Observations géologiques sur les îles volcaniques explorées par l’expédition du «Beagle». (1844)
Avant-propos du traducteur


Une édition numérique réalisée à partir du livre de Charles-Robert Darwin (1809-1882), Observations géologiques sur les îles volcaniques explorées par l’expédition du «Beagle». (1844) Traduit de l’Anglais sur la 3e édition par Alphonse-François Renard. Bibliobazar. Une édition numérique de Claude Ovtcharenko, journaliste à la retraite dans le sud de la France.

Avant-propos du traducteur

A.-F. Renard, TRADUCTEUR

_______


L’œuvre de Darwin comprend, outre ses travaux biologiques, trois ouvrages consacrés spécialement à la géologie. Ils ont paru sous le titre général de Géologie du Voyage du Beagle [1] et forment comme une trilogie embrassant l’étude des constructions coralliennes, des îles volcaniques et de la géologie de l’Amérique méridionale. De ces publications, la seule qui ait été traduite en français est celle sur les îles coralliennes, étude magistrale où se sont révélées pour la première fois la grandeur de conception, la puissance et la pénétration de cet incomparable observateur [2].

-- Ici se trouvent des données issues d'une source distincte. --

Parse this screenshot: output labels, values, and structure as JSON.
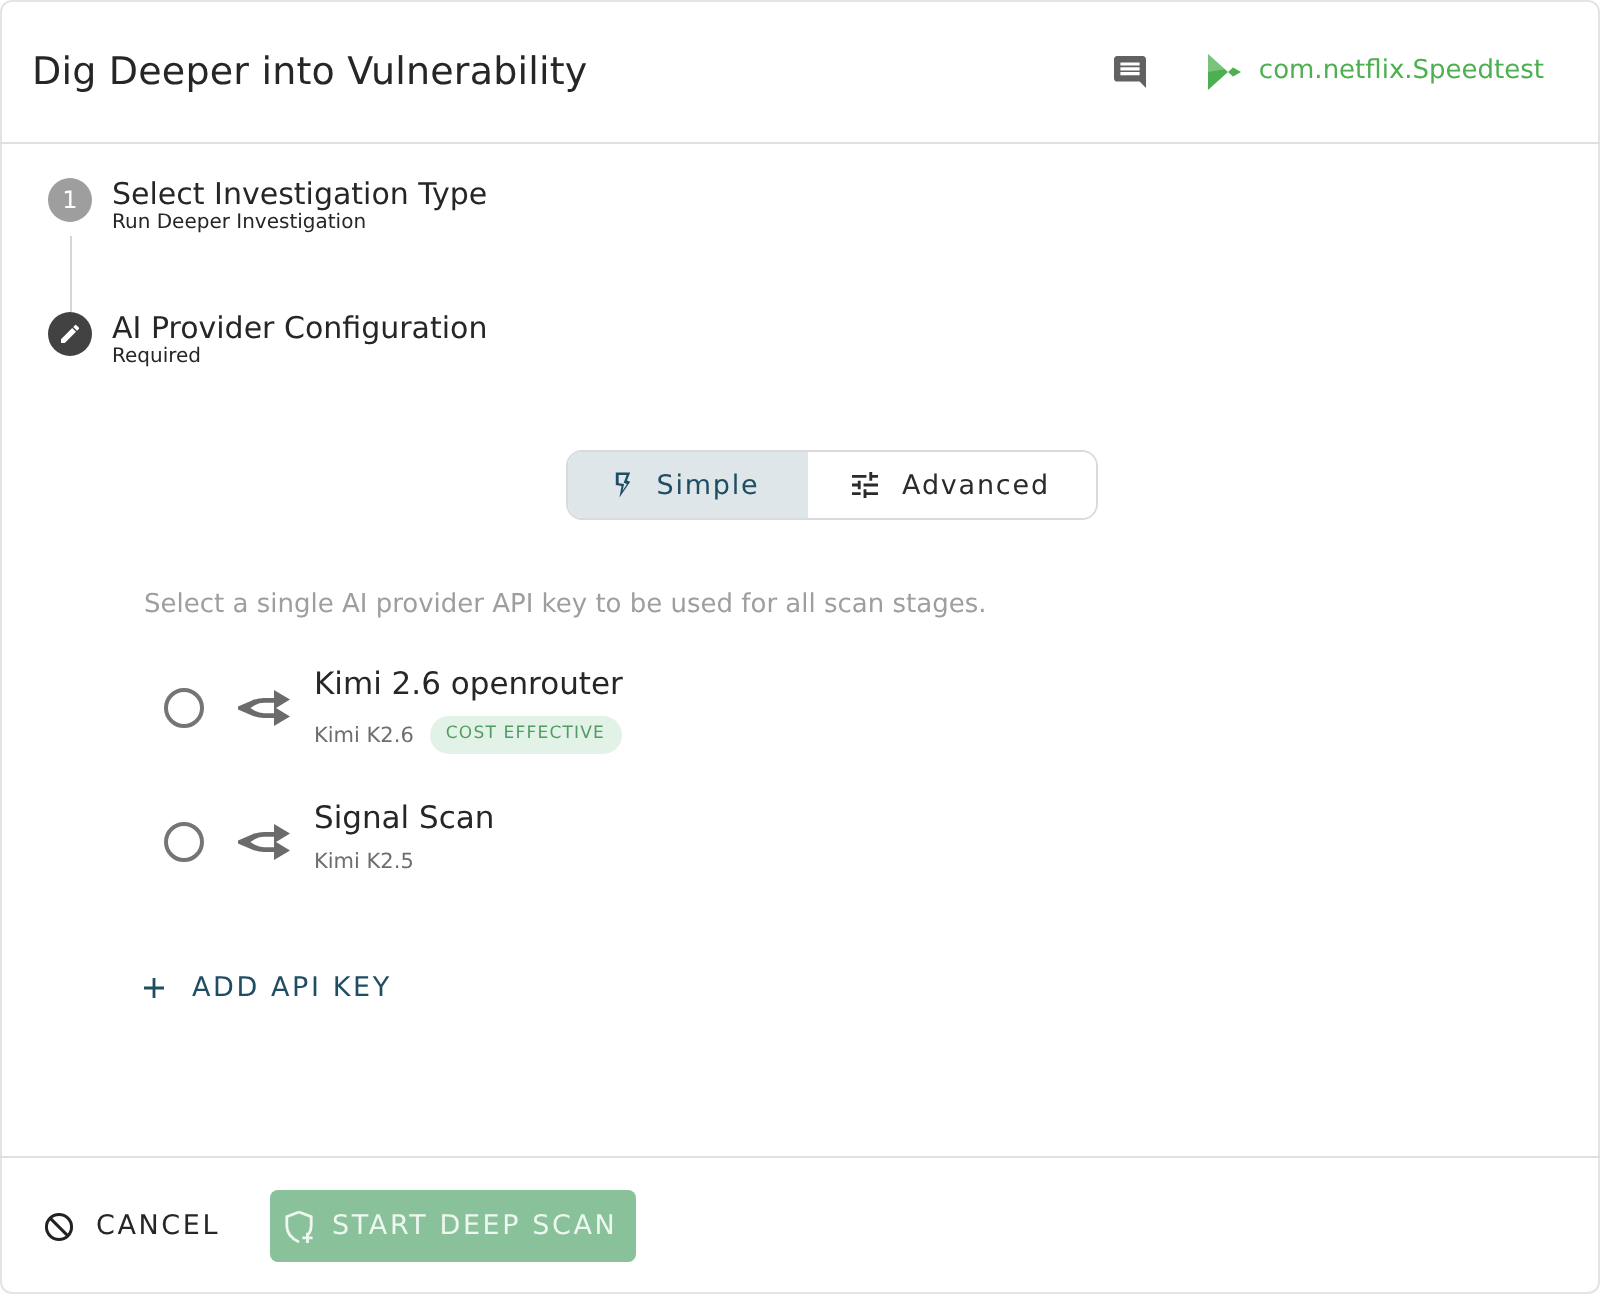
{
  "dialog": {
    "title": "Dig Deeper into Vulnerability",
    "app_package": "com.netflix.Speedtest"
  },
  "stepper": [
    {
      "kind": "number",
      "number": "1",
      "title": "Select Investigation Type",
      "subtitle": "Run Deeper Investigation"
    },
    {
      "kind": "edit",
      "title": "AI Provider Configuration",
      "subtitle": "Required"
    }
  ],
  "mode_toggle": [
    {
      "kind": "simple",
      "label": "Simple",
      "selected": true
    },
    {
      "kind": "advanced",
      "label": "Advanced",
      "selected": false
    }
  ],
  "description": "Select a single AI provider API key to be used for all scan stages.",
  "providers": [
    {
      "name": "Kimi 2.6 openrouter",
      "model": "Kimi K2.6",
      "badge": "COST EFFECTIVE",
      "selected": false
    },
    {
      "name": "Signal Scan",
      "model": "Kimi K2.5",
      "selected": false
    }
  ],
  "add_key": {
    "label": "ADD API KEY"
  },
  "footer": {
    "cancel": {
      "label": "CANCEL"
    },
    "start": {
      "label": "START DEEP SCAN",
      "disabled": true
    }
  }
}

Je me suis proposé de compléter la traduction des œuvres géologiques de Darwin et je publie aujourd’hui ses Observations sur les îles volcaniques, qui seront suivies par ses études sur la géologie de l’Amérique du Sud. Ces ouvrages, qui ont paru en 1844 et 1846, constituent un ensemble avec le Journal d’un Naturaliste, dont ils développent les passages essentiels sous une forme plus technique. Ces pages, moins descriptives et pittoresques de facture, réclamées telles en quelque sorte par les sujets plus spéciaux dont elles traitent, n’ont pas, quoique d’une portée assez haute cependant pour consacrer, à elles seules, la réputation de l’Auteur, attire l’attention générale comme l’ont fait son attachant Journal d’un Naturaliste et son livre sur la Structure et la Distribution des îles coralliennes. D’autre part, ces recherches géologiques sont de Darwin avant le Darwinisme : elles ont précédé de près de quinze ans l’Origine des espèces et ses travaux biologiques qui marquent une date dans l’histoire des sciences.

Ces œuvres révélatrices dévoilaient la nature organique sous un jour où elle avait été à peine entrevue ; il en découlait des conclusions d’une si considérable portée dans tous les ordres d’idées, elles ébranlaient si profondément les préjugés et l’erreur, elles projetaient de si vives clartés sur tant de problèmes restes insolubles, que durant la dernière moitié du xixe siècle aucune conception ne s’imposa davantage à la pensée, n’y laissa une impression plus profonde et ne suscita des controverses plus passionnées. On comprend qu’au milieu du déchaînement d’injures et de sarcasmes qui accueillirent l’idée de l’évolution telle que la formulait le Maître, dans l’ardeur de la courageuse défense dont elle fut l’objet et dans le triomphe final de la théorie évolutionniste, on perdit peut-être trop de vue le rôle prépondérant que Darwin a joué comme l’un des fondateurs des sciences géologiques. Les recherches du début de sa carrière furent comme noyées dans la gloire de ses plus récentes découvertes.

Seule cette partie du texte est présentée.